I started liking Gordon Lightfoot in the mid-seventies. When I was living on Ward Street, I had an album of his called Cold on The Shoulder. I think I played that album every day and sometimes more than once a day.
It’s a comforting kind of words and singing. He wrote a song called “Rainbow Trout”
which is really about a lost girl, trying to find her way in this world. It was painful but comforting at the same time. I was that girl.
Then he had a double album called “Gord’s Gold.” Still one of my favorite albums, ever. There’s a song about building the railroad across Canada–I think he’s Canadian. “All the battles have been won, all the races have been run, on the mountain top we stand, all the world at our command.” I may have mixed up the words a little but he’s singing about how it feels to have arrived at a point in life where your own personal battles have been won. As I aged I would think about that. It’s not a rat race anymore and if you can live with the choices you’ve made and what fate has dealt you, you’re OK.

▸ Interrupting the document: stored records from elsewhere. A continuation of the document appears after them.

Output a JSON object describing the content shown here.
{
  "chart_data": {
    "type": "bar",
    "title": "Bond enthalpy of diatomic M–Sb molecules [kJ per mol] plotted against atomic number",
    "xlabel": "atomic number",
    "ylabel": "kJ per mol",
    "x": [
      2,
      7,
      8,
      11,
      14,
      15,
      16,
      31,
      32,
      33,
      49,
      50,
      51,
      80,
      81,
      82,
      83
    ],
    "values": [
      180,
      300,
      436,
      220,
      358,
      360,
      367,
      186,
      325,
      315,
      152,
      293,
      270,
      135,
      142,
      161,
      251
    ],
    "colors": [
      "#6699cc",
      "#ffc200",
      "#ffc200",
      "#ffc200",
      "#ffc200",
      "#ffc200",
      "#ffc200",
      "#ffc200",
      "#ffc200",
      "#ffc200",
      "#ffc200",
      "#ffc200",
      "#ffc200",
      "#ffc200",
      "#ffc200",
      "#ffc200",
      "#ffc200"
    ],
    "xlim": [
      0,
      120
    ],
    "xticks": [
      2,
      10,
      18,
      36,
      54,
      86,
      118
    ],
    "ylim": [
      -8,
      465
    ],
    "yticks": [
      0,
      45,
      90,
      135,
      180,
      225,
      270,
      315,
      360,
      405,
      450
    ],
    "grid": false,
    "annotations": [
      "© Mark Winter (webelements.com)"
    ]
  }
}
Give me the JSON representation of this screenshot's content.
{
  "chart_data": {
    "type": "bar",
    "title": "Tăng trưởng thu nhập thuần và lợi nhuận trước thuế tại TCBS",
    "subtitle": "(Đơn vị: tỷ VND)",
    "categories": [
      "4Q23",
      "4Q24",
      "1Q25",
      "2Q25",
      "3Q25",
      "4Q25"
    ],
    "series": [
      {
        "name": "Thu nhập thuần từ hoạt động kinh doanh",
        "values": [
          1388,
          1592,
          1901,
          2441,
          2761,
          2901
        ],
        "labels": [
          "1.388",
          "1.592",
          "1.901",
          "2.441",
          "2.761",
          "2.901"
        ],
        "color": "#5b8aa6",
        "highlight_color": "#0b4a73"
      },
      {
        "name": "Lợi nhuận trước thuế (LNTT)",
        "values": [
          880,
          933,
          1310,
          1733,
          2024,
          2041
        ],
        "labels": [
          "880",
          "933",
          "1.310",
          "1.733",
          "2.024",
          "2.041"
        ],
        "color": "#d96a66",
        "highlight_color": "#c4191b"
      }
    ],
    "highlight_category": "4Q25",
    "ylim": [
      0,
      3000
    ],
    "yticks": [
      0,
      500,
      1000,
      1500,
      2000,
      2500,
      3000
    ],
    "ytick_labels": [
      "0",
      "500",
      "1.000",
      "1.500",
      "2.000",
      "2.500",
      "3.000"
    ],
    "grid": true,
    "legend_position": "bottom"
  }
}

Now this may not sound like the person I am but I like Led Zeppelin. I hope I spelled that right. I’ve never heard anybody scream like Robert Plant. I have a tough side of me that wants to plunge down and find out what’s really there in the darkness. When I listened to Led Zeppelin I was on my way there. Then, years later, I heard Robert Plant being interviewed on the radio. He had a quiet speaking voice, spoke with a British accent, and talked about his family. The interviewer was expecting something very different and he said: “That’s the persona I put on to perform. The minute everything’s over I become who I really am–a nice, law-abiding, upper middle class Englishman.”